Утро — светом непогоды. Дождь.
Стылый вечер — хмелем грёз. Похмельем — ночь.
И в щемящую реальность бытия —
одиночества петля.

Краски осени — грусти клавир.
Клён, сгорая, взывает к любви…
Увядая, льнёт к земле трава…
Небо — серые на сером кружева…
И в такой, почти застывшей тишине
вечность ждать любви и мне?!

Вдруг, сквозь тучу глазок просверлив,
юркий лучик пошел на прорыв!
И вот-вот осенний колорит
распогодится под музыку любви.
Ну, а там и я в восторженном хмелю
уловлю её “лублу…”

Хмель высоты

Тихо. Сонной далью небосвод.
В небе облачко плывёт. —
Лебедь белая и море! Красота в сюжет.
Благостный покой и мир душе.
И, всё ж, не краски магией холста:
зовёт и соблазнаяет — высота!

Маг-Художник. Несколько мазков.
Цельный замысел?

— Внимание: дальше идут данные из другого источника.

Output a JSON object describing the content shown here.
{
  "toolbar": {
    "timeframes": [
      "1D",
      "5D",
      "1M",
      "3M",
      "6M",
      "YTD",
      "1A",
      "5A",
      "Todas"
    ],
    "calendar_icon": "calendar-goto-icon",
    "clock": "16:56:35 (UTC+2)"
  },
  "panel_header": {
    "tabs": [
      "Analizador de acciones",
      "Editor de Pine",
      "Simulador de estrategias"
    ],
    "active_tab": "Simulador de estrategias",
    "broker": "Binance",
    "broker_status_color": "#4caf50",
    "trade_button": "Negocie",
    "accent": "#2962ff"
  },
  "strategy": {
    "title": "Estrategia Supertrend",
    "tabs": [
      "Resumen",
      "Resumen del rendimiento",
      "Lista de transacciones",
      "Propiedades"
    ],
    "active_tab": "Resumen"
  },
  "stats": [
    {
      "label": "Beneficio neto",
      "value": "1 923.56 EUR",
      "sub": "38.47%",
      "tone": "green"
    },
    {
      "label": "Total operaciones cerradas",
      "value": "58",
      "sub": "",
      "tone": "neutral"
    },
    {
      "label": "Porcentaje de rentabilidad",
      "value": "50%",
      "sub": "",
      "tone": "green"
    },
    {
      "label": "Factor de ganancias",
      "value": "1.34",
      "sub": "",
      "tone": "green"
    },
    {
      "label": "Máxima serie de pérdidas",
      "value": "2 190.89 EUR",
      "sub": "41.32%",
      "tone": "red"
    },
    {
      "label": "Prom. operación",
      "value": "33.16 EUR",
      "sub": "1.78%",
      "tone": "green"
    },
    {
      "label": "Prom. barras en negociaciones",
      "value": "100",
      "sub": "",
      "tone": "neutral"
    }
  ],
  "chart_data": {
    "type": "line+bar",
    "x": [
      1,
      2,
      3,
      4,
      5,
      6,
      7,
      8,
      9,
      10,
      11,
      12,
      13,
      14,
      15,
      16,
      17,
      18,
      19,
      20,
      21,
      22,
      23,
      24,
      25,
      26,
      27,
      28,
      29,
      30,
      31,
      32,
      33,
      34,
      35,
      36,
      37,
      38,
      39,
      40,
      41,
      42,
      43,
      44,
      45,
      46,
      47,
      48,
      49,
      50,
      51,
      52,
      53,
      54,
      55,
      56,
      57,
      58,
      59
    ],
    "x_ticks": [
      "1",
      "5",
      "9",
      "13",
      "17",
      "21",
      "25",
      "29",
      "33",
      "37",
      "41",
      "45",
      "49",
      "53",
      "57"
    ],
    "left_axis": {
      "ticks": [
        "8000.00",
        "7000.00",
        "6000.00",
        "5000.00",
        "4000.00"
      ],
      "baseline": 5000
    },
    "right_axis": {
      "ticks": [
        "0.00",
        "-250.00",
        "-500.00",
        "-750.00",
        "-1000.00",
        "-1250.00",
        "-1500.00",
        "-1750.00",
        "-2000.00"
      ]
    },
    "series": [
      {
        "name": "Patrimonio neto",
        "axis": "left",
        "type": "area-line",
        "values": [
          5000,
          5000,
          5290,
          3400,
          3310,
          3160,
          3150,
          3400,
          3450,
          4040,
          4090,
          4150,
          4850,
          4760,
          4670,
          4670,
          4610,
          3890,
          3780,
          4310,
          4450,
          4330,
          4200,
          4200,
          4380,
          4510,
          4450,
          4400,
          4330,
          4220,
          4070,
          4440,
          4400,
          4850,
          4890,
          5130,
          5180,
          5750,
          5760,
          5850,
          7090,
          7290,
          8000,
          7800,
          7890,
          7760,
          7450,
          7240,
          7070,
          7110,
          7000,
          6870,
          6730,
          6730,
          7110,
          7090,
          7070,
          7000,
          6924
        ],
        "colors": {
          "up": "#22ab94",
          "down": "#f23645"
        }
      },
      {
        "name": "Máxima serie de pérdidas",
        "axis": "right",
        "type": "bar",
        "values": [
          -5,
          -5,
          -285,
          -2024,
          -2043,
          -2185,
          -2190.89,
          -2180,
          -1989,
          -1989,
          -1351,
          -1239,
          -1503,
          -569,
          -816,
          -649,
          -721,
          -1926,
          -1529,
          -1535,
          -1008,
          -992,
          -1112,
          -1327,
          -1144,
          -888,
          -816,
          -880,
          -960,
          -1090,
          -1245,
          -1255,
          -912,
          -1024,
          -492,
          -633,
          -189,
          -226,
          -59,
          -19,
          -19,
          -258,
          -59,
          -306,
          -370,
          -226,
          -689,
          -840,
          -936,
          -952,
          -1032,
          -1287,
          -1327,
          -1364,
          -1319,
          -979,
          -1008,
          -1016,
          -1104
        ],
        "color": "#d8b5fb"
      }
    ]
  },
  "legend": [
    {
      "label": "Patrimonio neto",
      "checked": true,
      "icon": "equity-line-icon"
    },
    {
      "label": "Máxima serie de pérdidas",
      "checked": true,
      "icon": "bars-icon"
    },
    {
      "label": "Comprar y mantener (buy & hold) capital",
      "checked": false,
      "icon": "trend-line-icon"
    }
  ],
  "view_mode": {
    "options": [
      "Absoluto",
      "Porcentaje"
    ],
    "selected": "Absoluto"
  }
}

Кураж?
Для крылатых явь пустую в наполнитель снов
превратил. — Искуснейший мираж!
И крепче нет напитка для мечты,
чем хмель от ощущенья высоты!

Вечности субстанция. Но те,
кто бывал на высоте,
знают: чувство опьяненья — фактор временной.
Этот мир в реальности иной.
И сколь бы не был сладостным искус,
вслед ждёт тебя паденье. Или спуск.

То же небо. Лишь честней на вид.
Туча тучная висит.
Мрачной близкой перспективой. В трезвый приговор.
Тут не до полётов, не до гор.
Но дурью свет — Художник озорной:
любой, крылатый, грезит высотой.

Полуживые

         “Полу-милорд, полу-купец…”
                                        А. Пушкин

               “И полулюди-полутени…”
                                       А. Ерошин

Август — в выдох лета. Небо — тощий студень.
В городе больном бесцельно бродят полулюди.
Взгляд неуловим: полуслепы.
В ориентир им мглою пыль.

Слабенький народ. К станку бы их, в солдаты:
то ли полоумны, то ли полудурковаты.
Лица — маскарад. Чудны на вид:
смешны, но неулыбчивы.

Музыкой им — кашель, хромота — искусством.
Там любовь — феномен полустрасти, получувства.
Мир полутонов, полутеней,
где полноценность не в цене.

Встретившись лоб в лоб, расходятся, поссорясь:
правом — получесть, когда судьею — полусовесть.
Серая среда в цветной сезон.
И не видать ей горизонт.

Но выдохнется лето. Жар спадёт. А после
полумёртвый город оживит, на время, осень.
И пыль прибьёт дождем… И, сбросив груз
полуживого, станет город пуст.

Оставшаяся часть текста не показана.